Canadian CLEC Iristel and its agents and partners are now offering VoIP services to consumers and businesses in Yellowknife, Whitehorse and Inuvik, Canada. It’s one of the first fruits born from the Canadian Radio-television and Telecommunications Commission’s decision last year to break the final phone monopoly in North America and set in place regulations allowing competition in Canada’s North.
“Our network is fired up, connected to the south and ready to go for people in Canada’s North who are tired of high monopoly prices for landline phone service,” said Samer Bishay, president and CEO of Iristel. “We’re offering more advanced services at lower prices than the incumbent phone company.”
The new local phone service is being sold through specialized channel partners: in Yellowknife users can buy through ICE Wireless and Global Storm, and in Whitehorse through Midarctic Technology Services and Polar Group ICT. In Inuvik it’s being offered by New North Networks.

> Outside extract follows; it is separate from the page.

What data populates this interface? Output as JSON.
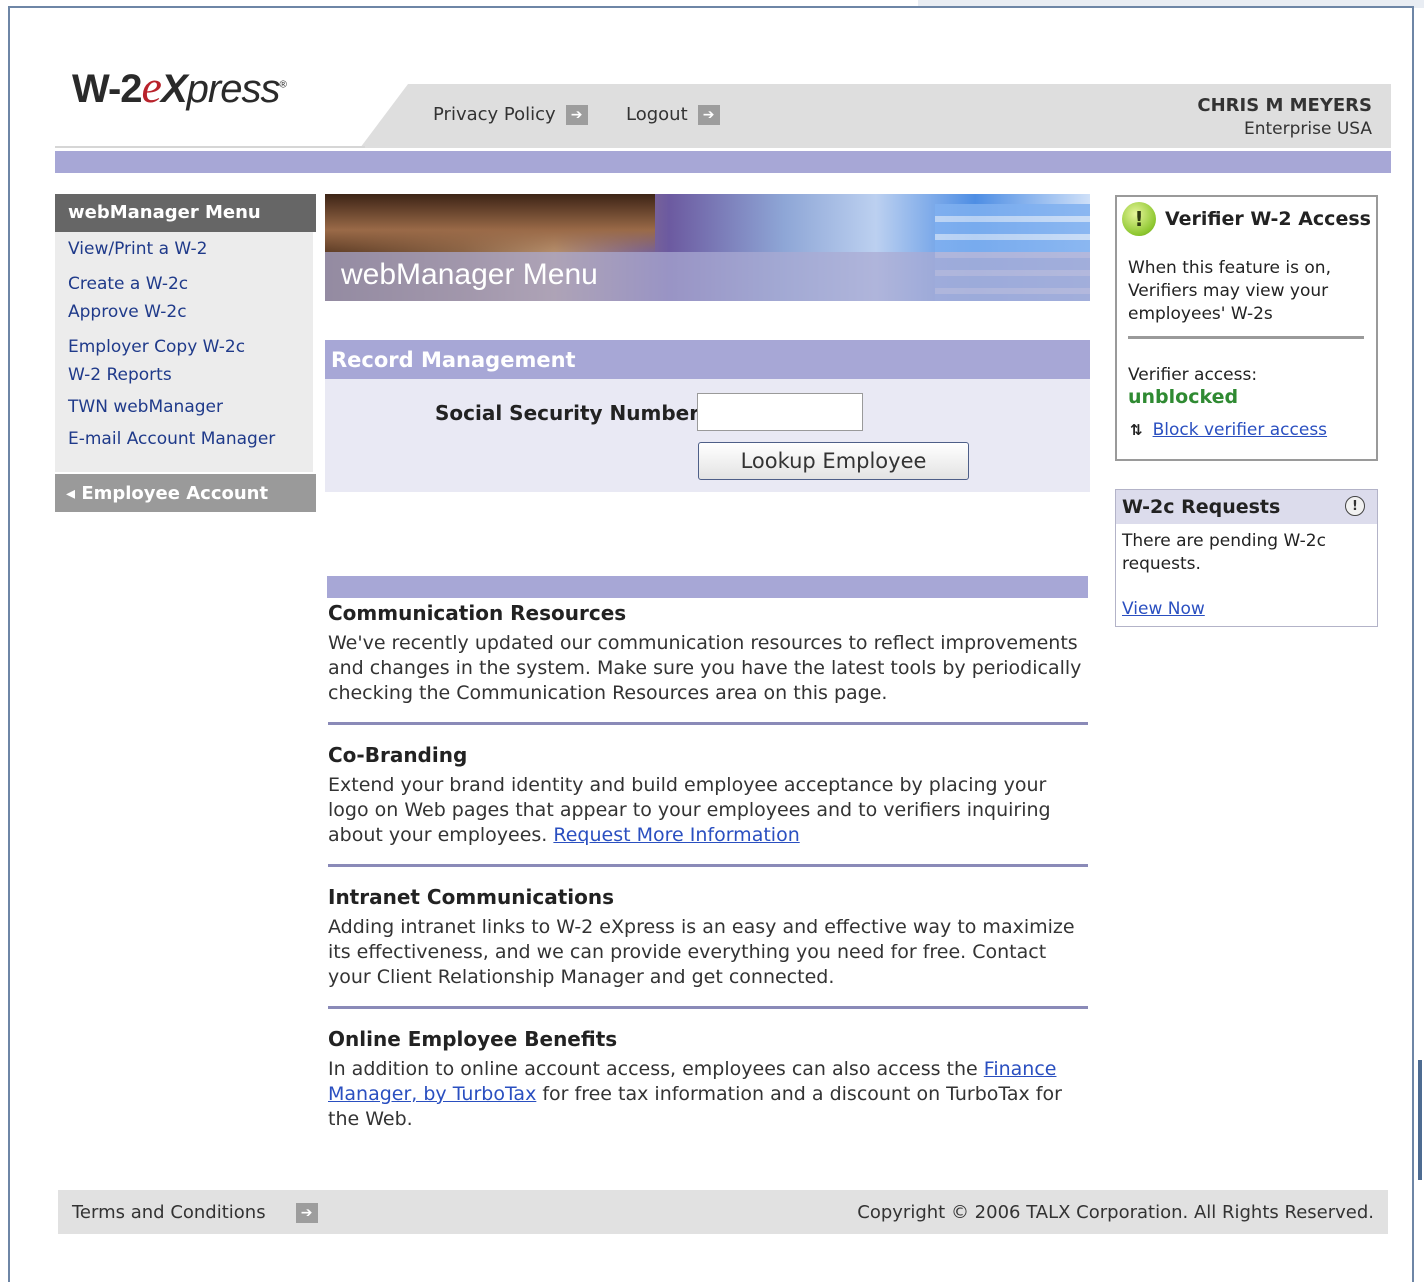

Wholesale services will be an important part of the picture for the company as well.
“We are a pro-competition company,” Bishay said. “If a reseller wishes to compete against the incumbent and us, that’s fine. We will provide them with the necessary resources at affordable wholesale rates. We do this because we believe competition brings innovation and fairer prices for consumers and business.”
Connecting its VoIP network to the rest of Canada and the world via the Internet was the last piece of the puzzle for Iristel, which has been licensed since 2000 by the CRTC as a CLEC. It’s offerings for the North include other IP telecom services besides VoIP, including virtual faxing that automatically converts paper faxes to digital and delivers them as e-mail, video conferencing, hosted auto attendant, IP trunking and wholesale services.
“We just completed our final tests and our network now reaches the North with cutting-edge technology and advanced 21st century services,” said Maged Bishara, Iristel’s vice president of operations. “This is significant, not only for consumers and businesses in the North but for all of Canada because it is the first step in bridging the digital divide that has separated Canada’s North from the rest of the country.”
Bishay added, “Residential and business customers can cut their local service phone bill in half, keep their existing phone numbers, not have to buy new equipment or change anything in the way they make calls now. It’s simple to change, simple to use and simply more affordable.”